The Earl of Snowden December 19, 2016 at 11:02 am wrote:I would be surprised because if I took an Nx4 matrix with every cell filled by a +1 or a -1, which we agree cannot exceed the bound 2, and tried to turn it in to a matrix like one would see in an actual experiment, by randomly replacing one of the two Alice observations with an NA and one of the two Bob observations with an NA, then for a LARGE number of rows, the lhs calculation would have almost no chance of exceeding the bound 2 by a statistically significant amount. Try it in R. (The choice of where to put the NA’s must be random and independent of what the rows look like.)


That argument which was first proposed by Gill fails for several reasons:

1) The 4 Nx2 spreadsheets you generate in this way are not statistically independent, but the 4 Nx2 spreadsheets in experiments used to calculate ⟨A₁B₁⟩ + ⟨A₂B’₂⟩ + ⟨A’₃B₃⟩ – ⟨A’₄B’₄⟩ are independent.

2) Even if they were independent (which they aren’t cf (1)), it is not true that Local Realistic theories MUST produce an Nx4 spreadsheet of outcomes. The EPR elements of reality do not have to be the outcomes themselves. Just because the outcomes may not be simultaneously available does not mean the hidden elements of physical reality are not simultaneously present.

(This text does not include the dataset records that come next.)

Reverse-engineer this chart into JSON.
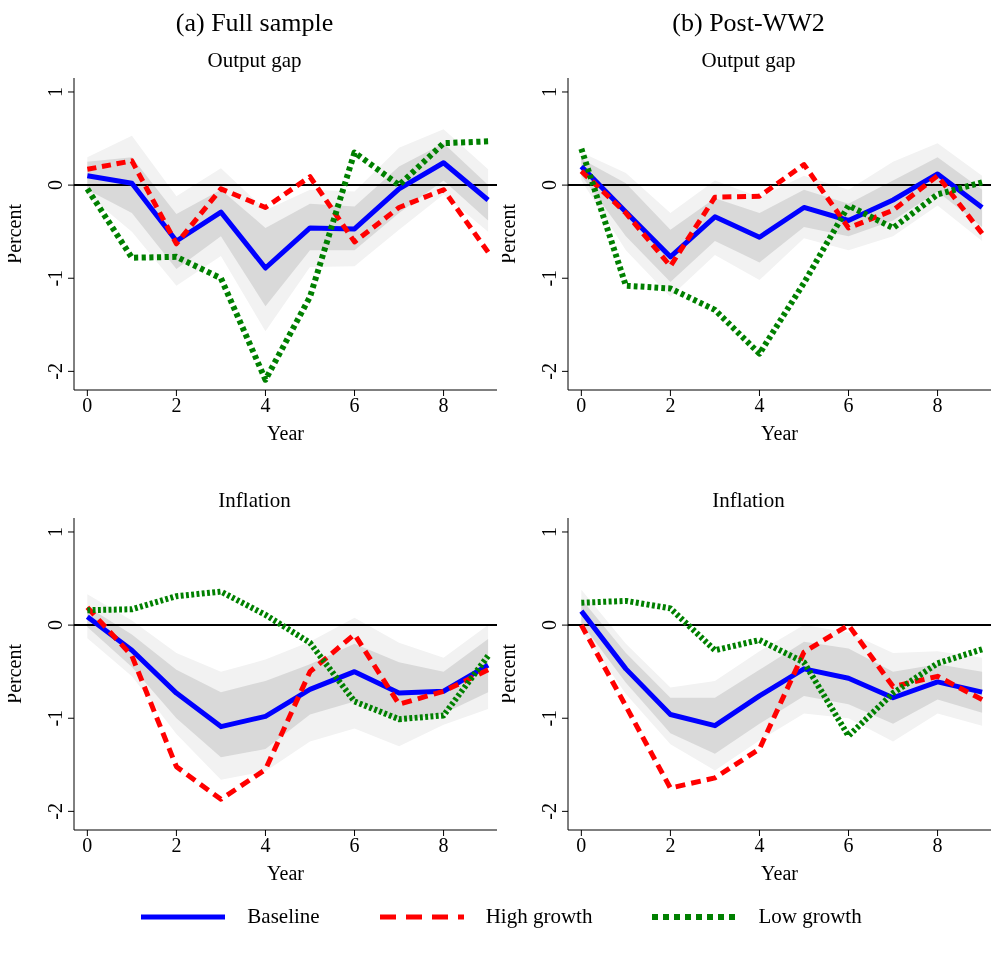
{
  "chart_data": [
    {
      "type": "line",
      "subtitle": "(a) Full sample",
      "title": "Output gap",
      "xlabel": "Year",
      "ylabel": "Percent",
      "x": [
        0,
        1,
        2,
        3,
        4,
        5,
        6,
        7,
        8,
        9
      ],
      "xlim": [
        -0.3,
        9.2
      ],
      "xticks": [
        0,
        2,
        4,
        6,
        8
      ],
      "ylim": [
        -2.2,
        1.15
      ],
      "yticks": [
        -2,
        -1,
        0,
        1
      ],
      "legend": "bottom",
      "ref_lines": [
        {
          "axis": "y",
          "value": 0,
          "color": "#000000"
        }
      ],
      "series": [
        {
          "color": "#f2f2f2",
          "values": [
            null,
            null,
            null,
            null,
            null,
            null,
            null,
            null,
            null,
            null
          ],
          "lower": [
            -0.1,
            -0.5,
            -1.08,
            -0.76,
            -1.57,
            -0.88,
            -0.87,
            -0.48,
            -0.1,
            -0.5
          ],
          "upper": [
            0.3,
            0.53,
            -0.12,
            0.18,
            -0.27,
            -0.05,
            -0.07,
            0.4,
            0.6,
            0.17
          ]
        },
        {
          "name": "Baseline",
          "color": "#0000ff",
          "line_style": "solid",
          "values": [
            0.1,
            0.02,
            -0.6,
            -0.29,
            -0.89,
            -0.46,
            -0.47,
            -0.04,
            0.24,
            -0.16
          ],
          "lower": [
            -0.05,
            -0.3,
            -0.9,
            -0.55,
            -1.3,
            -0.7,
            -0.7,
            -0.3,
            0.05,
            -0.38
          ],
          "upper": [
            0.25,
            0.3,
            -0.31,
            -0.05,
            -0.46,
            -0.2,
            -0.23,
            0.2,
            0.45,
            0.0
          ]
        },
        {
          "name": "High growth",
          "color": "#ff0000",
          "line_style": "dashed",
          "values": [
            0.17,
            0.26,
            -0.63,
            -0.04,
            -0.24,
            0.09,
            -0.61,
            -0.24,
            -0.05,
            -0.72
          ]
        },
        {
          "name": "Low growth",
          "color": "#008000",
          "line_style": "dotted",
          "values": [
            -0.04,
            -0.78,
            -0.77,
            -1.0,
            -2.09,
            -1.2,
            0.35,
            0.0,
            0.45,
            0.47
          ]
        }
      ]
    },
    {
      "type": "line",
      "subtitle": "(b) Post-WW2",
      "title": "Output gap",
      "xlabel": "Year",
      "ylabel": "Percent",
      "x": [
        0,
        1,
        2,
        3,
        4,
        5,
        6,
        7,
        8,
        9
      ],
      "xlim": [
        -0.3,
        9.2
      ],
      "xticks": [
        0,
        2,
        4,
        6,
        8
      ],
      "ylim": [
        -2.2,
        1.15
      ],
      "yticks": [
        -2,
        -1,
        0,
        1
      ],
      "ref_lines": [
        {
          "axis": "y",
          "value": 0,
          "color": "#000000"
        }
      ],
      "series": [
        {
          "color": "#f2f2f2",
          "values": [
            null,
            null,
            null,
            null,
            null,
            null,
            null,
            null,
            null,
            null
          ],
          "lower": [
            0.05,
            -0.7,
            -1.2,
            -0.75,
            -1.02,
            -0.57,
            -0.7,
            -0.55,
            -0.22,
            -0.6
          ],
          "upper": [
            0.35,
            0.13,
            -0.3,
            0.05,
            -0.13,
            0.1,
            -0.05,
            0.25,
            0.45,
            0.1
          ]
        },
        {
          "color": "#0000ff",
          "line_style": "solid",
          "values": [
            0.2,
            -0.29,
            -0.77,
            -0.34,
            -0.56,
            -0.24,
            -0.38,
            -0.16,
            0.12,
            -0.24
          ],
          "lower": [
            0.1,
            -0.55,
            -1.04,
            -0.6,
            -0.83,
            -0.45,
            -0.55,
            -0.38,
            -0.07,
            -0.45
          ],
          "upper": [
            0.28,
            0.02,
            -0.48,
            -0.14,
            -0.3,
            -0.05,
            -0.2,
            0.05,
            0.3,
            -0.05
          ]
        },
        {
          "color": "#ff0000",
          "line_style": "dashed",
          "values": [
            0.15,
            -0.3,
            -0.87,
            -0.13,
            -0.12,
            0.22,
            -0.46,
            -0.27,
            0.1,
            -0.52
          ]
        },
        {
          "color": "#008000",
          "line_style": "dotted",
          "values": [
            0.39,
            -1.08,
            -1.11,
            -1.34,
            -1.81,
            -1.05,
            -0.22,
            -0.46,
            -0.1,
            0.03
          ]
        }
      ]
    },
    {
      "type": "line",
      "title": "Inflation",
      "xlabel": "Year",
      "ylabel": "Percent",
      "x": [
        0,
        1,
        2,
        3,
        4,
        5,
        6,
        7,
        8,
        9
      ],
      "xlim": [
        -0.3,
        9.2
      ],
      "xticks": [
        0,
        2,
        4,
        6,
        8
      ],
      "ylim": [
        -2.2,
        1.15
      ],
      "yticks": [
        -2,
        -1,
        0,
        1
      ],
      "ref_lines": [
        {
          "axis": "y",
          "value": 0,
          "color": "#000000"
        }
      ],
      "series": [
        {
          "color": "#f2f2f2",
          "values": [
            null,
            null,
            null,
            null,
            null,
            null,
            null,
            null,
            null,
            null
          ],
          "lower": [
            -0.14,
            -0.55,
            -1.17,
            -1.66,
            -1.57,
            -1.25,
            -1.11,
            -1.3,
            -1.07,
            -0.9
          ],
          "upper": [
            0.33,
            0.05,
            -0.3,
            -0.5,
            -0.37,
            -0.18,
            0.08,
            -0.19,
            -0.35,
            0.0
          ]
        },
        {
          "color": "#0000ff",
          "line_style": "solid",
          "values": [
            0.09,
            -0.27,
            -0.73,
            -1.09,
            -0.98,
            -0.69,
            -0.5,
            -0.73,
            -0.71,
            -0.43
          ],
          "lower": [
            -0.02,
            -0.45,
            -1.0,
            -1.42,
            -1.33,
            -0.96,
            -0.82,
            -1.03,
            -0.95,
            -0.72
          ],
          "upper": [
            0.2,
            -0.1,
            -0.48,
            -0.72,
            -0.6,
            -0.42,
            -0.2,
            -0.4,
            -0.5,
            -0.15
          ]
        },
        {
          "color": "#ff0000",
          "line_style": "dashed",
          "values": [
            0.19,
            -0.33,
            -1.52,
            -1.87,
            -1.55,
            -0.5,
            -0.1,
            -0.85,
            -0.71,
            -0.48
          ]
        },
        {
          "color": "#008000",
          "line_style": "dotted",
          "values": [
            0.16,
            0.17,
            0.31,
            0.36,
            0.11,
            -0.19,
            -0.82,
            -1.01,
            -0.97,
            -0.33
          ]
        }
      ]
    },
    {
      "type": "line",
      "title": "Inflation",
      "xlabel": "Year",
      "ylabel": "Percent",
      "x": [
        0,
        1,
        2,
        3,
        4,
        5,
        6,
        7,
        8,
        9
      ],
      "xlim": [
        -0.3,
        9.2
      ],
      "xticks": [
        0,
        2,
        4,
        6,
        8
      ],
      "ylim": [
        -2.2,
        1.15
      ],
      "yticks": [
        -2,
        -1,
        0,
        1
      ],
      "ref_lines": [
        {
          "axis": "y",
          "value": 0,
          "color": "#000000"
        }
      ],
      "series": [
        {
          "color": "#f2f2f2",
          "values": [
            null,
            null,
            null,
            null,
            null,
            null,
            null,
            null,
            null,
            null
          ],
          "lower": [
            -0.05,
            -0.74,
            -1.28,
            -1.56,
            -1.24,
            -0.95,
            -1.0,
            -1.25,
            -0.95,
            -1.08
          ],
          "upper": [
            0.38,
            -0.2,
            -0.67,
            -0.6,
            -0.28,
            0.0,
            -0.08,
            -0.3,
            -0.28,
            -0.35
          ]
        },
        {
          "color": "#0000ff",
          "line_style": "solid",
          "values": [
            0.15,
            -0.47,
            -0.96,
            -1.08,
            -0.76,
            -0.47,
            -0.57,
            -0.78,
            -0.61,
            -0.72
          ],
          "lower": [
            0.02,
            -0.62,
            -1.16,
            -1.38,
            -1.06,
            -0.76,
            -0.85,
            -1.06,
            -0.8,
            -0.94
          ],
          "upper": [
            0.28,
            -0.3,
            -0.78,
            -0.78,
            -0.48,
            -0.18,
            -0.25,
            -0.5,
            -0.42,
            -0.5
          ]
        },
        {
          "color": "#ff0000",
          "line_style": "dashed",
          "values": [
            0.0,
            -0.87,
            -1.75,
            -1.64,
            -1.33,
            -0.29,
            0.0,
            -0.66,
            -0.55,
            -0.8
          ]
        },
        {
          "color": "#008000",
          "line_style": "dotted",
          "values": [
            0.24,
            0.26,
            0.18,
            -0.27,
            -0.16,
            -0.4,
            -1.19,
            -0.73,
            -0.41,
            -0.26
          ]
        }
      ]
    }
  ]
}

3) It is a fact that the outcomes in the EPRB experiment are not simultaneously available so a 4xN spreadsheet does not exist for that experiment, irrespective of the kind of theory you want to use to model it.

4) Even if a 4xN spreadsheet of outcomes existed (which it does not cf (3)), and even if the 4 disjoint Nx2 spreadsheets were independent (which they are not cf(1)), the cyclical recombination of rows in the paired Nx2 spreadsheets means that it is not always possible to faithfully sample the Nx4 spreadsheet using data from 4 separate disjoint Nx2 spreadsheets (see http://www.panix.com/~jays/vorob.pdf)

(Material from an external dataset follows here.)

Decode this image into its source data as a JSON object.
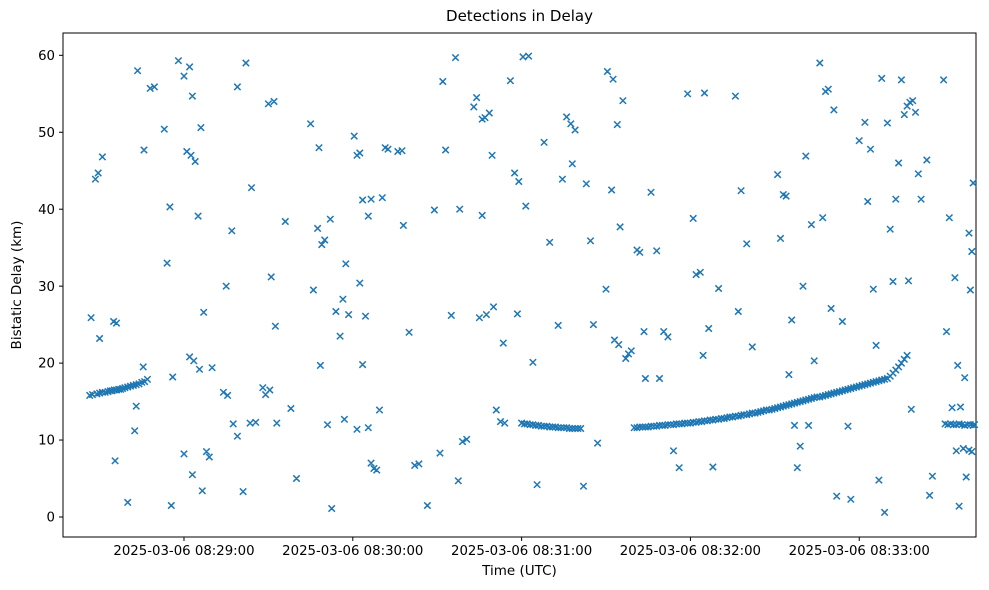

5) Anything you try in R will be one specific model (your imagination) of what a hidden variable theory is. Just because your imagined model does not exceed the bound says absolutely nothing about the possibility of any other model violating it. In other words, the probability of find a model which violates it may be 0.00001. So long as it is not 0, the argument fails. It does not help pro-Bell one iota to suggest that the probability of finding a model which exceeds 2 is low. You need to show that it is P=0.